Gzipped CSV reader without saving to HDD

Iwo · April 13, 2023, 2:16pm

I have huge CSV files zipped into GZIP to work with.

I know 1 slow way to read them:

Node “Decompress Files” that wants to write the big CSV file to the HDD first
“CSV Reader”…

Is it possible to skip the write to disk step?

thor · April 13, 2023, 5:39pm

All reader nodes should be able to directly read Gzipped files if the file name ends with .gz.

Iwo · April 14, 2023, 11:08am

Please add a http link to this node “All Reader”. I don’t see it in the app’s node repository.

mlauber71 · April 14, 2023, 11:41am

@Iwo you can just use the CSV Reader (CSV Reader – KNIME Community Hub) like this:

A wider approach to import CSV with GZIP an Hive is here:

Iwo · April 14, 2023, 12:22pm

CSV Reader has a problem with tar.gz file with CSV inside:
ERROR CSV Reader 4:1338 Execute failed: Cannot create a GZIPInputStream directly from a tar archive (C:\iwo_test\13855681Knime_tar_gz.tar.gz).
CSV Reader works with the same not compressed CSV file

mlauber71 · April 14, 2023, 12:33pm

@Iwo maybe you can provide us with a sample file without spelling any secrets. There was no mention of TAR before …

mlauber71 · April 14, 2023, 3:15pm

@Iwo you can create .tar.gz files and also extract CSV from them like in this example:

import knime.scripting.io as knio
import tarfile

import numpy as np
import pandas as pd

csv_file = knio.flow_variables['File path']
output_file = knio.flow_variables['context.workflow.data-path'] + knio.flow_variables['File name'] + ".tar.gz"

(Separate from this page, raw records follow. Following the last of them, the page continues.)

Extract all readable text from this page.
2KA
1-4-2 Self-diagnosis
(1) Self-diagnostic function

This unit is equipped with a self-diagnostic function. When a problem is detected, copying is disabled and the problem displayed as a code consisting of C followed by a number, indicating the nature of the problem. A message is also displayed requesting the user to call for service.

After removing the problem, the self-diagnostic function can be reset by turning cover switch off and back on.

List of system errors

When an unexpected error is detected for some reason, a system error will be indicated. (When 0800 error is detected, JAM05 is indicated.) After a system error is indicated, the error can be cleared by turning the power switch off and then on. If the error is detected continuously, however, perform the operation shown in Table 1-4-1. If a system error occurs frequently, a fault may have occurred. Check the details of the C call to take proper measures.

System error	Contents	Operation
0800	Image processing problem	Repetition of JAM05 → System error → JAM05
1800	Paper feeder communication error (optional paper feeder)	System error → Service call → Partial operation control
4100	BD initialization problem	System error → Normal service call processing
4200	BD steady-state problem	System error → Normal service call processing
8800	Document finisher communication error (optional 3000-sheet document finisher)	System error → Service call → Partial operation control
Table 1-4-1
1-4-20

knio.flow_variables['v_tar_gz_file'] = output_file

with tarfile.open(output_file, 'w:gz') as tar:
    tar.add(csv_file)

You could give the .tar.gz file as “input_file” and the code would then extract all CSV files into the “output_directory” you have defined. You can adapt these settings:

Last example would extract the first CSV file found in a pandas dataframe and give that back to KNIME. Please note the sample CSV file as pipes has columns separators (|) you might want to adapt that.

kn_example_python_tar_gzip_csv.knwf (76.3 KB)

system · July 13, 2023, 3:16pm

This topic was automatically closed 90 days after the last reply. New replies are no longer allowed.